開幕戦で対戦した2チームが、残り5試合となったシーズン終盤で再び対戦する。開幕戦では後半にホームの大宮が先制し、その後追いつかれたものの、アディショナルタイムに
藤井 一志が決勝ゴールをマーク。大宮の2得点はともにCKからだった。そこから8カ月余り。ともに監督交代を経て、開幕戦以上にシビアな状況での再戦となる。
前節・熊本戦に続いてのホームゲームになる山形は、現在12位でJ1昇格プレーオフ圏内との勝点差は『14』。6位以内に入るためには、残り5試合を全勝で走り切るほかにない。極めて厳しい状況と言えるが、目の前の一戦一戦を勝ち続けることでしか道を拓く方法はない。
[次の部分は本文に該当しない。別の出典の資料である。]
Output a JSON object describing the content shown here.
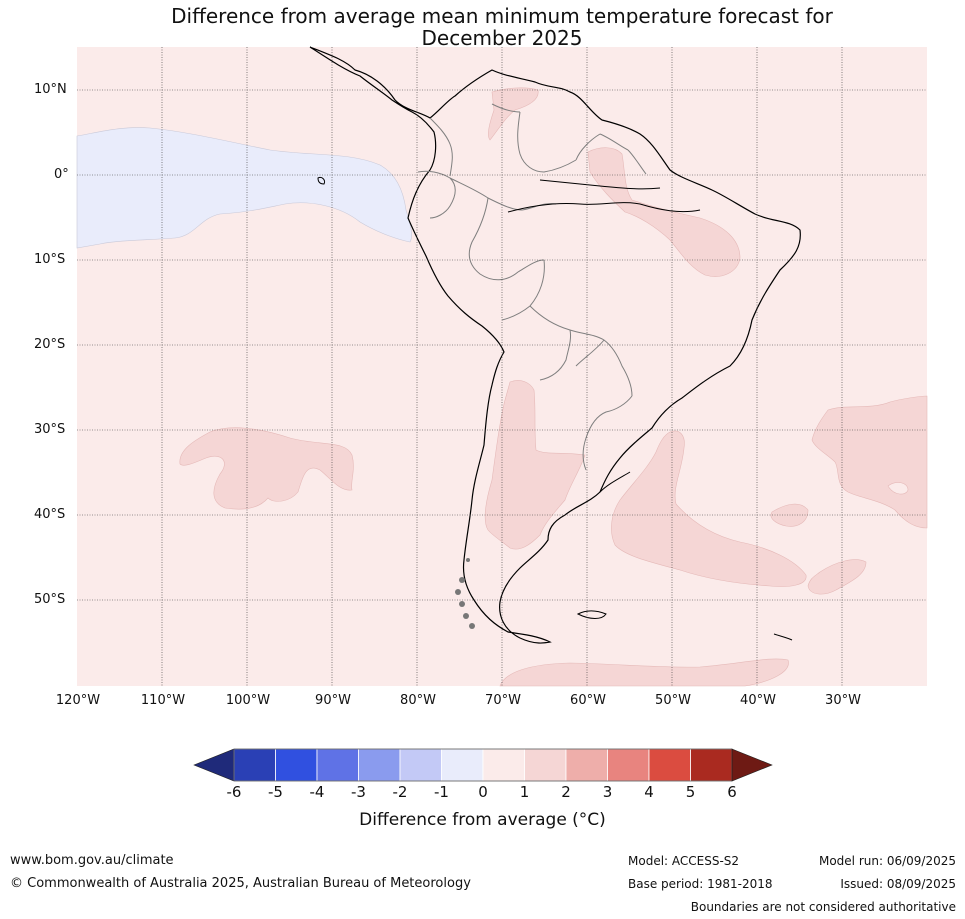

6月末に横内 昭展監督が就任して以降は、しばらく負けと勝ちが交互に続き、このところは連勝ができるようになってきたが、2連勝で迎えた前節・熊本戦は1-1で引き分け、3連勝はいまだ達成できていない。仕切り直して迎える今節は、開幕戦のリベンジも果たさなければならない。徐々につけてきた地力を余すことなく発揮できるかが問われることになる。
大宮は宮沢 悠生監督の就任後、ここまで3連勝。監督交代直前の3連敗から立て直してプレーオフ圏内に復帰し、自動昇格の可能性も見据えた中でラスト5試合を迎えている。新体制で初のホームゲームとなった前節・藤枝戦は、チームトップスコアラーの
カプリーニを出場停止で欠いたが、
豊川 雄太が挙げた先制点を守り切る形で宮沢 悠生監督体制において初のクリーンシートを達成した。
不安材料となるのは、前節の終了間際にGK
笠原 昂史が交代するアクシデントがあったこと。今季のリーグ戦全試合で先発してきた守護神だけに、欠場となれば痛手だが、たとえどんな状況でも相手のスコアを上回るだけの破壊力は備えている。あとは勇気を持って前を目指すのみだ。